I have always loved doodling.
In the beginning, Flabjacks was never a job, or something I did with an intention. It expanded organically three years ago when I started an a-doodle-a-day project on to help unwind from a pretty intense advertising job.
What was it like growing up for you and how did it affect you, artistically?
I grew up in Hong Kong, New Zealand and England. I sucked at school in Hong Kong; my first primary school was convinced I had some form of autism and eventually I was kicked out. I was a muted child who didn’t speak much. So instead of making me “do well” according to the local school systems, my mom was always looking out for alternative ways for me to express and learn. She basically surrounded me with art supplies for as long as I could remember. I feel like this actually reflects in what I am trying to do in my art today… it’s never about creating perfection, but largely representing what feels right and good. It’s meditative.
How would you describe your aesthetic?
Free-style. Outwardly minimalist. I find the simpler the aesthetic is, the easier we find relevance and connection to it.
How would you describe your fascination with art?
I never studied art. I am far from familiar with the common rituals and practices of art as an industry. But I do find that the art world can be accidentally alienating… traditionally speaking at least. During my final year as an Anthropology student, I fell in love with the idea of individual perceptual experiences being super key in our relationship with art and everyday objects. The work I create is not so much about making something pleasing for the eye; what I try to do is create expressions that are as simple as possible - to encourage a relationship between the doodles and the observer. The story I wish to tell from Flabjacks is just as important as the story you try to tell from it. My greatest happiness with what I do is seeing people find relevance or a common connection with the chubby creatures.
What do you do away from work, during your free time?
Doing nothing is a great feeling.
What is the hardest thing you have to deal with on a daily basis?

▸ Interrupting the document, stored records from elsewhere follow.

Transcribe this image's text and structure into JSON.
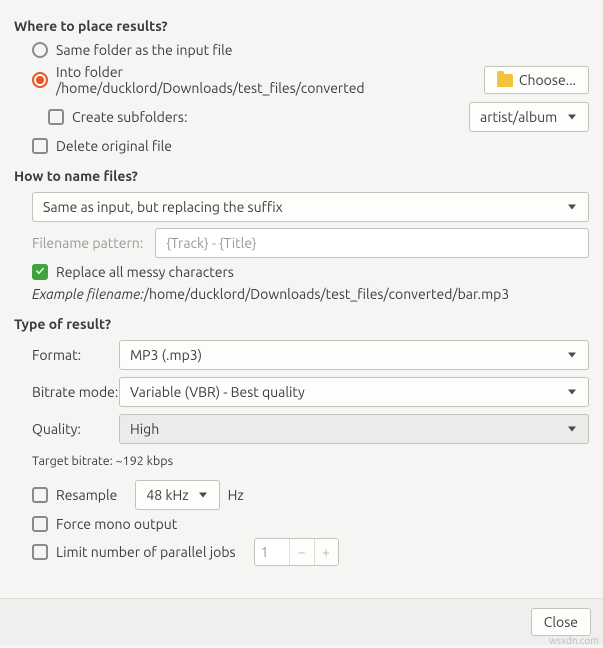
{
  "place": {
    "title": "Where to place results?",
    "same_folder": "Same folder as the input file",
    "into_folder_prefix": "Into folder ",
    "into_folder_path": "/home/ducklord/Downloads/test_files/converted",
    "choose": "Choose...",
    "create_subfolders": "Create subfolders:",
    "subfolder_pattern": "artist/album",
    "delete_original": "Delete original file"
  },
  "name": {
    "title": "How to name files?",
    "mode": "Same as input, but replacing the suffix",
    "pattern_label": "Filename pattern:",
    "pattern_value": "{Track} - {Title}",
    "replace_messy": "Replace all messy characters",
    "example_label": "Example filename: ",
    "example_value": "/home/ducklord/Downloads/test_files/converted/bar.mp3"
  },
  "result": {
    "title": "Type of result?",
    "format_label": "Format:",
    "format_value": "MP3 (.mp3)",
    "bitrate_mode_label": "Bitrate mode:",
    "bitrate_mode_value": "Variable (VBR) - Best quality",
    "quality_label": "Quality:",
    "quality_value": "High",
    "target_bitrate": "Target bitrate: ~192 kbps",
    "resample": "Resample",
    "resample_value": "48 kHz",
    "hz": "Hz",
    "force_mono": "Force mono output",
    "limit_jobs": "Limit number of parallel jobs",
    "limit_value": "1"
  },
  "footer": {
    "close": "Close"
  },
  "watermark": "wsxdn.com"
}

Not having enough time, but that’s everyone’s problem isn’t it... “Life is too long” - says no-one ever.
Doodling your face and turning it into a giant piece of fudge.
Shanghai or Hong Kong?
Shanghai, for work and living and space (physical and mental head space). Hong Kong, for family and loved ones and glorious fishballs.
What’s your impression of Peppertint?
The only pair of sunglasses I have that doesn’t seem to run away from my face and rebel against my head shape. I am thankful for it.